Le Temps ne me donnera pas raison
C'était en une du Temps lorsque Doris Leuthard annonçait sa
candidature au Conseil fédéral. Pour mieux cerner l'orientation
politique de la PDC, cette phrase: «On dit qu'elle est à droite sur les
questions économiques et à gauche sur les questions sensibles,
comme la privatisation de Swisscom.» Sensible comme la
privatisation de Swisscom?! Est-ce nécessaire de rappeler au Temps
que l'enjeu de la privatisation de Swisscom tient à la libéralisation du
marché de la communication et que, plus économique que ça comme
question, tu meurs? Est-ce de surcroît nécessaire de demander au
Temps s'il considère, alors, que le sujet éminemment sensible du
durcissement de la loi de l'asile est à classer au rayon des «questions
économiques»? Ou est-ce que lire un article politique du Temps n'est
pas tout simplement une perte de temps?
N.D.
TSR Bunker
Toujours en avance d'une guerre, la TSR a blindé son accès plus
solidement que le bunker du Conseil fédéral. Ainsi, aux Charmilles où
la chaîne s'est délocalisée le temps de désamianter la Tour, il faut au
simple journaliste qui vient travailler en dehors des heures de bureau,
montrer quatre fois sa carte à puce avant de pouvoir s'asseoir devant
son ordinateur. «Trop peu sûr», selon la direction qui a rajouté un
cinquième obstacle en faisant installer sur les blocs de montage des
serrures ultraperfectionnées, évaluées à environ 700 francs pièce.

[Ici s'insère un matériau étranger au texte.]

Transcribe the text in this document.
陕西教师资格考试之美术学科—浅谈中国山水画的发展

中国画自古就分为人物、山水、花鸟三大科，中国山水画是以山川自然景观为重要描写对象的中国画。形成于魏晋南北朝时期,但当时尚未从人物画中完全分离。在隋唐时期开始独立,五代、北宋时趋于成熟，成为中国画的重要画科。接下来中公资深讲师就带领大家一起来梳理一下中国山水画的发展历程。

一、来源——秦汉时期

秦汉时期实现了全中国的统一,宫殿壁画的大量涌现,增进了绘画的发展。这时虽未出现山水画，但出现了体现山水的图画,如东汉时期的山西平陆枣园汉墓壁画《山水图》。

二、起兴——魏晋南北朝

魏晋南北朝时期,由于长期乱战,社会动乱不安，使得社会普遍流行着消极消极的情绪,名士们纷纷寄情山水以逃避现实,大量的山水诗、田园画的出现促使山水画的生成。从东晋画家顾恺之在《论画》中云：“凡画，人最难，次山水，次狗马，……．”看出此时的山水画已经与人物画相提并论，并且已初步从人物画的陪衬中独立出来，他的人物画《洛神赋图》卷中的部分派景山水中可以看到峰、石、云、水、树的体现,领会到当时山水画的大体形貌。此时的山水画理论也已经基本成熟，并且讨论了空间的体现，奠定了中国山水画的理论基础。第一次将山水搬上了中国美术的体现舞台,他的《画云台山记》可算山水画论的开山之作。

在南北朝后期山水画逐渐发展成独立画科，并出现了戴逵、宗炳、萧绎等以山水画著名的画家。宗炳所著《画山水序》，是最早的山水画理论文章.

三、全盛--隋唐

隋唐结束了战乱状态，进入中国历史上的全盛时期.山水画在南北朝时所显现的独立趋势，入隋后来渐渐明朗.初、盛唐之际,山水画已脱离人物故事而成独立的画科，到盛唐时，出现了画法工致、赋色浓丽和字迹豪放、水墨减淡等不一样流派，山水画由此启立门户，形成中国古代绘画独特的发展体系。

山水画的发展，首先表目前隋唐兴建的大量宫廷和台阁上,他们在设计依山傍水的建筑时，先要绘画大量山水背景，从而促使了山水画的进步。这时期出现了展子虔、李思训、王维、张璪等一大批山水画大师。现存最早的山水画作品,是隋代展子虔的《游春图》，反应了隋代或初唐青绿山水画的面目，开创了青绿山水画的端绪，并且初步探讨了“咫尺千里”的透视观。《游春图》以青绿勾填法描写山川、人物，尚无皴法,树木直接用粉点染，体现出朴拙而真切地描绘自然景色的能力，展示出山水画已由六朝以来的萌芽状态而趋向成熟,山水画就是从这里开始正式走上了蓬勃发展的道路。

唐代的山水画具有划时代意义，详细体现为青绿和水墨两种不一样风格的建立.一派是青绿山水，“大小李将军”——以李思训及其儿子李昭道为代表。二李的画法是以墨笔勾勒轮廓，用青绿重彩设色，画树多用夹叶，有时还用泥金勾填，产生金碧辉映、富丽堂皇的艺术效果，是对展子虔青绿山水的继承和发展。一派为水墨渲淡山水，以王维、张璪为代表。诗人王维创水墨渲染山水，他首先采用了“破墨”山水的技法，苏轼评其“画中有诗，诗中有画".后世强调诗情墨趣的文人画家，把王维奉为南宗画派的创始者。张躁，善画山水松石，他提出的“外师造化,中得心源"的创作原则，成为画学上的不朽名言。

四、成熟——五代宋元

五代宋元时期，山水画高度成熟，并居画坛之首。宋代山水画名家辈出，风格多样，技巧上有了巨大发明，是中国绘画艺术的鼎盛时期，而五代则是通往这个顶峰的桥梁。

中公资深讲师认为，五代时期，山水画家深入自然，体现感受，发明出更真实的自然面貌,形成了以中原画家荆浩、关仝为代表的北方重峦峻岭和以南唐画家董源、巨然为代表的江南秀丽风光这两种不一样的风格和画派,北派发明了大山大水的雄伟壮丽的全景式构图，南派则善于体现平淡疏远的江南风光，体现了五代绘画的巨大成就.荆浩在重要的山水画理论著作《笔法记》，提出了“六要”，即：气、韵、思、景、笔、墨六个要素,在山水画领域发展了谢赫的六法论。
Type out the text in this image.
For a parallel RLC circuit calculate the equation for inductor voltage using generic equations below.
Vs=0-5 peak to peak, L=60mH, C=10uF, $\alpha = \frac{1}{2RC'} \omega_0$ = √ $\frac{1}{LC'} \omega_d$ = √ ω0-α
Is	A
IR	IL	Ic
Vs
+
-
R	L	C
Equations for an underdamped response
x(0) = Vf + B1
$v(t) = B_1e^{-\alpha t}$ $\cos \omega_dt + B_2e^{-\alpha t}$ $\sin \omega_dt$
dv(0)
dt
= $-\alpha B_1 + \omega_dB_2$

«C'est bien connu que la nuit, tout Meyrin rêve de squatter les blocs
de montage de la TSR pour monter ses films de hip-hop», ironise ce
producteur. Quand on vous dit que la TSR c'est votre télévision.
B.S.
Inoubliable Isabelle
On en remplit les pages des magazines, mais, au fond, c'est peu de
chose, une animatrice TV. Ça s'échange dans une cruelle indifférence.
La preuve: cette semaine, Le Matin annonce que A bon entendeur
sera présenté par Isabelle Moncada. Qui a quitté l'émission depuis
plusieurs mois, remplacée par Manuelle Pernoud. Diable, tromperaiton
le consommateur et téléspectateur au temple même de la vérité
télévisuelle? Il faut dire que le thème était prémonitoire: «Steaks
hachés: bonne ou mauvaise farce?» Celle-là, elle était bien bonne.